A first-in-the-nation effort to support farming’s future will restart July 1 in an expanded and extended format.
The Farm Internship Project brings small farms together with people who want to learn farming practices. The Washington State Department of Labor & Industries first introduced the effort in 2010.
Prior to the internships, small farms exchanged informal on-farm education for stipend or volunteer labor. This put both farms and workers at risk because of the lack of insurance to protect against injury.
Under this project, interns have workers’ compensation protection along with the opportunity for a valuable education and hands-on experience in farming activities.
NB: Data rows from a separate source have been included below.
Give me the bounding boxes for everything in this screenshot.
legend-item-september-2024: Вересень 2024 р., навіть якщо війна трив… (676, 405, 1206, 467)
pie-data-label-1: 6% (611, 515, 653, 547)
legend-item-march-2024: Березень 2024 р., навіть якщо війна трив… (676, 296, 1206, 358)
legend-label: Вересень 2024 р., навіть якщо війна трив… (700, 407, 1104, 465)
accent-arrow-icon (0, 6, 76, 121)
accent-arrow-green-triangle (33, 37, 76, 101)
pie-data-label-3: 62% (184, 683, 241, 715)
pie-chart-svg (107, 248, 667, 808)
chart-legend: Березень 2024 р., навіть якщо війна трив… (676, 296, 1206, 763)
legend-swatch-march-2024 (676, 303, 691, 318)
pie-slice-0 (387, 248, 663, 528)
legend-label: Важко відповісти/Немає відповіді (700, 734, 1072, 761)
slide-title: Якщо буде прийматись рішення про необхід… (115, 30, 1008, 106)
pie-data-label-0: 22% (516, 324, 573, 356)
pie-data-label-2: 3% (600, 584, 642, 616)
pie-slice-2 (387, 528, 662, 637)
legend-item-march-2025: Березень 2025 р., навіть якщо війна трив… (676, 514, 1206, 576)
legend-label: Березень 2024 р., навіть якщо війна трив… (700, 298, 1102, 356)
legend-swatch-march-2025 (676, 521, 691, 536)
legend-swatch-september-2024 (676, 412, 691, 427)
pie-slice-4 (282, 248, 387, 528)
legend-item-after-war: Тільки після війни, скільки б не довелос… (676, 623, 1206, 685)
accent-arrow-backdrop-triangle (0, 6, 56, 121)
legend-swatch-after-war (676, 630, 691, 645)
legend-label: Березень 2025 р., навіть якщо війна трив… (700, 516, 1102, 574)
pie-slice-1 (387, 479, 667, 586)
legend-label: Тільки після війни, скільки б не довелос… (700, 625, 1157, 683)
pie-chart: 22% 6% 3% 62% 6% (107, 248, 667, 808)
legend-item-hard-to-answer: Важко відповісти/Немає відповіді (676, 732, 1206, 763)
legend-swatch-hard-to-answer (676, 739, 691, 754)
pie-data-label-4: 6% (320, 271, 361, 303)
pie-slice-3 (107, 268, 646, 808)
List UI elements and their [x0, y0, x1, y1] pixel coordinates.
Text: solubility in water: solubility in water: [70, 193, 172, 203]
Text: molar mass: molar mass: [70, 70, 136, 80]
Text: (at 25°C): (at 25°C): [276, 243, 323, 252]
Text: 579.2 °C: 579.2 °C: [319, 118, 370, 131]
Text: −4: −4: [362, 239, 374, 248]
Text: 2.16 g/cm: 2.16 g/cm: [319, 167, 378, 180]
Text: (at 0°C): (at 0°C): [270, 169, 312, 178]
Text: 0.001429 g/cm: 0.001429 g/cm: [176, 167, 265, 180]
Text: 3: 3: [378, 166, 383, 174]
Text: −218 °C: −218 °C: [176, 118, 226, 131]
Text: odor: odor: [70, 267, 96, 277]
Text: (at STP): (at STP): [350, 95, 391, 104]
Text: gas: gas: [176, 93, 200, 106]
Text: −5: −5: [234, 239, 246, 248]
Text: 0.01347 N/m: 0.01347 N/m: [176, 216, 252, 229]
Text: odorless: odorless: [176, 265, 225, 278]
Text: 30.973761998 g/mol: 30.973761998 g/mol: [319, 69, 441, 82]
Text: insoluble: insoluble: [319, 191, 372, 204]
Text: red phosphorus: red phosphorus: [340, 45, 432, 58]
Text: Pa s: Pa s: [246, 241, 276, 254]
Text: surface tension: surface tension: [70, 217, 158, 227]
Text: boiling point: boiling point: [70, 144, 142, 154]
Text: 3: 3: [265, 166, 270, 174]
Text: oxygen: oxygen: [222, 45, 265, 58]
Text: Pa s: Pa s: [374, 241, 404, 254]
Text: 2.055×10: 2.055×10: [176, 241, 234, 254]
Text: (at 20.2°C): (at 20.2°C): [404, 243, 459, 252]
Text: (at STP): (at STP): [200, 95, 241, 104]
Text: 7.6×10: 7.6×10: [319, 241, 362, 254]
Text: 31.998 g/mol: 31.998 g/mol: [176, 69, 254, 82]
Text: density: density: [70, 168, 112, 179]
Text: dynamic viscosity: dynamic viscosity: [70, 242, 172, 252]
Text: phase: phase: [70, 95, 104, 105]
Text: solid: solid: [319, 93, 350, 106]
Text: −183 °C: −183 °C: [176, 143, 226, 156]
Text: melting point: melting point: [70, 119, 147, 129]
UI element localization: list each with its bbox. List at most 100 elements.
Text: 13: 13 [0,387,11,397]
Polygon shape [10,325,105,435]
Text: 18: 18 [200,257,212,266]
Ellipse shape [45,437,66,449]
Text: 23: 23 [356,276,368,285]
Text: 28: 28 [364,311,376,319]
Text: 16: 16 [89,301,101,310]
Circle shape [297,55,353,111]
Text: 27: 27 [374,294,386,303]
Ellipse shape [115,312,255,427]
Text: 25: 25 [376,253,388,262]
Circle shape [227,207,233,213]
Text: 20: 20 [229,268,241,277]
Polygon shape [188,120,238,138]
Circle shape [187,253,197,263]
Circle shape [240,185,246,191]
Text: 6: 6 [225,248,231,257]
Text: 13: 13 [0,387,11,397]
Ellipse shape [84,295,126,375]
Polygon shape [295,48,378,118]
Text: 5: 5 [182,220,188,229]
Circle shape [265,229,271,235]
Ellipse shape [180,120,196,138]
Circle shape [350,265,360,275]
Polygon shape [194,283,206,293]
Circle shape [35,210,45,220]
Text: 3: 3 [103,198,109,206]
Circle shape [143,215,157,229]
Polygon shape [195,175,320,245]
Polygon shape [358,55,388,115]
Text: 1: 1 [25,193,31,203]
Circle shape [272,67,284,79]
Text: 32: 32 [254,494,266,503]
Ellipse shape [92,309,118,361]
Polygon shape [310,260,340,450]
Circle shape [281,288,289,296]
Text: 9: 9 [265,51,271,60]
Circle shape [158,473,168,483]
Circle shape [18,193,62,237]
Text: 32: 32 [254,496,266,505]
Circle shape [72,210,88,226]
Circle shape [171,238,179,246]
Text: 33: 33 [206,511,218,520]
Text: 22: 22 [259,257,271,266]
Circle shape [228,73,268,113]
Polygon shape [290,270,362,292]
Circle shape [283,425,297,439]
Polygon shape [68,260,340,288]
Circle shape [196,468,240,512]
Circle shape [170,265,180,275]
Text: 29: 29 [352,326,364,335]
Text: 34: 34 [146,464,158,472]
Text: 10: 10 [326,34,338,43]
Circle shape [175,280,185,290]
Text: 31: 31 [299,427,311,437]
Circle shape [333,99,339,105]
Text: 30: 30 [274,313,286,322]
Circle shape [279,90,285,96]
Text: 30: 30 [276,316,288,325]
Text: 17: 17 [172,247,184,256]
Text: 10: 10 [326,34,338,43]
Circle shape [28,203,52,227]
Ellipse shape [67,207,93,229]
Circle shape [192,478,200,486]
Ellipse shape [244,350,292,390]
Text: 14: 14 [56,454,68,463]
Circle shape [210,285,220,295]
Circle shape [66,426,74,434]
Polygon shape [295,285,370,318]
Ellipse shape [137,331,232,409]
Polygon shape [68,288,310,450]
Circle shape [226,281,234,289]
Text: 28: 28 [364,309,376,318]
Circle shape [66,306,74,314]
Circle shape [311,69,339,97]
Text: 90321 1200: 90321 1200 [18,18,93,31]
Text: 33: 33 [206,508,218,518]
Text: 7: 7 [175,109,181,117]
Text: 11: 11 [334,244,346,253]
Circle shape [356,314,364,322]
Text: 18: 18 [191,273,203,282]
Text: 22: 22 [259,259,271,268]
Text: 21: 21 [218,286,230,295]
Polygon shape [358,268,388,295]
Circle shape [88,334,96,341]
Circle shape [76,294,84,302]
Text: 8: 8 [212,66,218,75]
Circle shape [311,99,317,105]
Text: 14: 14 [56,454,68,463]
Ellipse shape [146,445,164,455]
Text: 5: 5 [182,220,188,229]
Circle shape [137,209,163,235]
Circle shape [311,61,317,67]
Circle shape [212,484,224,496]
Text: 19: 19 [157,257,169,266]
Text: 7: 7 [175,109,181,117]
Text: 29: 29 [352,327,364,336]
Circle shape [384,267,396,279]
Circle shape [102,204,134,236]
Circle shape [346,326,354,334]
“We want to ensure a quality learning experience for participants while making it easy for farms to take part,” said Elizabeth Smith, L&I assistant director of Fraud Prevention & Labor Standards. “This is an innovative program and we’re trying to help farm groups and others get the word out about it.”
The project is based on the success of a 2010-11 pilot project in Skagit and San Juan counties. The effort has been extended through December 2017 and now includes 16 counties: Chelan, Grant, Island, Jefferson, King, Kitsap, Kittitas, Lincoln, Pierce, San Juan, Skagit, Snohomish, Spokane, Thurston, Whatcom and Yakima.
Application information for these internships is available at: Washington Farm Bureau, 360-581-8153; Washington Sustainable Food & Farming Network, 360-336-9694; or Tilth Producers of Washington, 206-632-7506. Information is also available online at www.lni.wa.gov/FarmInternProject.
The single-page application asks for a description of the farm’s curriculum and expectations for interns, and information on gross sales. Farms must open a workers’ compensation account and complete a separate agreement with the intern.
Small farms with annual sales of less than $250,000 per year are eligible to enroll. Although exempt from minimum wage laws, the farms must have workers’ compensation coverage and follow all applicable safety and health laws. Farms must provide formal, curriculum-based instruction in growing practices. Each farm may enroll up to three interns per year.